An IS flat is to be used as tie to carry a tensile force of 250 kN. The effective length is 1.1 m. It is to be connected by 16 mm dia hand driven rivets to the gusset plate. σ_y for MS flat is 250 MPa.

Solution

Permissible steel stress (σ_at) = 0.6 σ_y = 0.6 × 250 = 150 MPa

Net area of flat = A_n = P/σ _at = 250000/150 = 1667 mm²

Adding 25% for deductions A_g = 1.25 × 1667 = 2083 mm²

∴ Provide 300 × 8 mm IS flat A_g = 2400 mm²

Rivets: diameter of rivets by Unwin's formula

= 6.01 √t = 6.01   √8 = 17 mm

∴ Provide 18 mm dia rivets ⇒ dia of rivet hole = 18 +1.5 = 19.5 mm

Value of one rivet (i) in shear = π/4 d ² τ _vf = π/4 × (19.5)2 × 80 = 23, 892 N

 (ii) in bearing = dt σ _pt  = 19.5 × 8 × 250 = 39, 000 N

∴ Rivet value (R) = 23892 N

No. of rivets required in the connection = 250000/23,892 = 10.5 say 11 (rivets)

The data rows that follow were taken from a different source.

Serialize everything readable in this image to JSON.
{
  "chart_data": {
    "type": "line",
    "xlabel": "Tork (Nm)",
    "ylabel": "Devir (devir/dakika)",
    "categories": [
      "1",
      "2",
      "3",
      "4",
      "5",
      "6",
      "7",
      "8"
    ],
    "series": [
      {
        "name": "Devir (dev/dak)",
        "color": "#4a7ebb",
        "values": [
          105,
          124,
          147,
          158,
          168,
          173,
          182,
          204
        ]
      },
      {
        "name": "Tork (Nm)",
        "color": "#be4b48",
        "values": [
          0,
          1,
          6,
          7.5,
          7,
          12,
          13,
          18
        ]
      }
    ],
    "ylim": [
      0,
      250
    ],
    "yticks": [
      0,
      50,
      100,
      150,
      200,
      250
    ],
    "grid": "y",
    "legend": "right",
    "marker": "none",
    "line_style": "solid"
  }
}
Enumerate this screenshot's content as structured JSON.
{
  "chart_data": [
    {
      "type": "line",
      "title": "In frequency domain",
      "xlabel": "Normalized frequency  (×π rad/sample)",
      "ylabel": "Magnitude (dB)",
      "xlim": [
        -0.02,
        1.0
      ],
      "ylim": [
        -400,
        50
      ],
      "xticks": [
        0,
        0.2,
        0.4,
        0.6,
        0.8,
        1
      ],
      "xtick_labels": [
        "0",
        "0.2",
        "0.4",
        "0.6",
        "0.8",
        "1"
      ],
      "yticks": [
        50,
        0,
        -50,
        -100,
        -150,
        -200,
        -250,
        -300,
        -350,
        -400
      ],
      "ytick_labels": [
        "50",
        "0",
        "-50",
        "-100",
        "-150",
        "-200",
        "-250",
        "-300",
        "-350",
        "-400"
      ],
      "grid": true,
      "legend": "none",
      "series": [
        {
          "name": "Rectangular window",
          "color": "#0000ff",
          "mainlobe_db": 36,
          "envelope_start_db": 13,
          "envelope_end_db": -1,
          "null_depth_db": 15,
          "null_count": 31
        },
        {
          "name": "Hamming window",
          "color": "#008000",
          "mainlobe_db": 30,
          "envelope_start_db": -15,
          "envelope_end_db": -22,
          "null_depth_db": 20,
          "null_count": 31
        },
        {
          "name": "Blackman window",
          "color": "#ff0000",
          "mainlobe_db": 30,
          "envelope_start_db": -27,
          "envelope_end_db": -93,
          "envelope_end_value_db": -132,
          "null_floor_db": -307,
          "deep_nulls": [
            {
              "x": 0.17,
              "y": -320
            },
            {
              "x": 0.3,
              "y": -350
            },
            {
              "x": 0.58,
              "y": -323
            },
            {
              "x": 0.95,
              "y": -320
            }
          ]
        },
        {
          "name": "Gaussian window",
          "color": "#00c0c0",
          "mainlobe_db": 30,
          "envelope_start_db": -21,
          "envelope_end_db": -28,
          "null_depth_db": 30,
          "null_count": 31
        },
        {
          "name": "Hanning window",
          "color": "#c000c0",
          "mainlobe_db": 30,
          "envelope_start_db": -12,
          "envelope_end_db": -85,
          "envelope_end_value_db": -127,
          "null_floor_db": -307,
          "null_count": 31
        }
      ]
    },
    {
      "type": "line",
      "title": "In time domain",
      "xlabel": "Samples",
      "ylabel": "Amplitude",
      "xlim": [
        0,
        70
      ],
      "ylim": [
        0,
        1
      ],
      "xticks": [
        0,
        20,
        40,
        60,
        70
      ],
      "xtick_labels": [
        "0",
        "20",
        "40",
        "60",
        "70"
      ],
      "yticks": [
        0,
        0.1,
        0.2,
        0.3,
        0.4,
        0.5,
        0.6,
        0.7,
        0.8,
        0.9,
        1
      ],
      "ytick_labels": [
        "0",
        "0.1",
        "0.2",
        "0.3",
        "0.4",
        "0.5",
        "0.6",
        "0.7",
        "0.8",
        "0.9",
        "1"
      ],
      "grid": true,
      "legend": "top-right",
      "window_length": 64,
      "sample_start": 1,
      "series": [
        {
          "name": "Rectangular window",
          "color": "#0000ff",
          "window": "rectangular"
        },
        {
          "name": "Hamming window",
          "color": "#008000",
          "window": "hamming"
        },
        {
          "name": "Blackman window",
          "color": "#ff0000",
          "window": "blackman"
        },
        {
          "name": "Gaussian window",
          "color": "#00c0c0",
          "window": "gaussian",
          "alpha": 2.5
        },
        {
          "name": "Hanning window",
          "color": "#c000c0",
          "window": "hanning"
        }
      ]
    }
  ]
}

They are arranged in 3 rows of 4, 3, 4 as display in Figure.

Figure

For tearing of plates:

Considering line a-b-d-e:   l = 300 - 2 × 19.5 = 261 mm

a-b-c-f:   l = 300 - 2 × 19.5 + 40²/(4 × 100) = 265 mm

a-b-c-d-e :   l = 300 - 3 × 19.5 + 2 ×40²/(4 × 100) = 249.5 mm

Hence, adopting the smallest of the above, i.e. 249.5.

∴ Net area of plate (A_n) = 249.5 × 8 = 1996 mm² > 1667 mm²

∴ Load carrying capacity = 1996 × 150 = 299400 N > 250 000 N ∴ OK.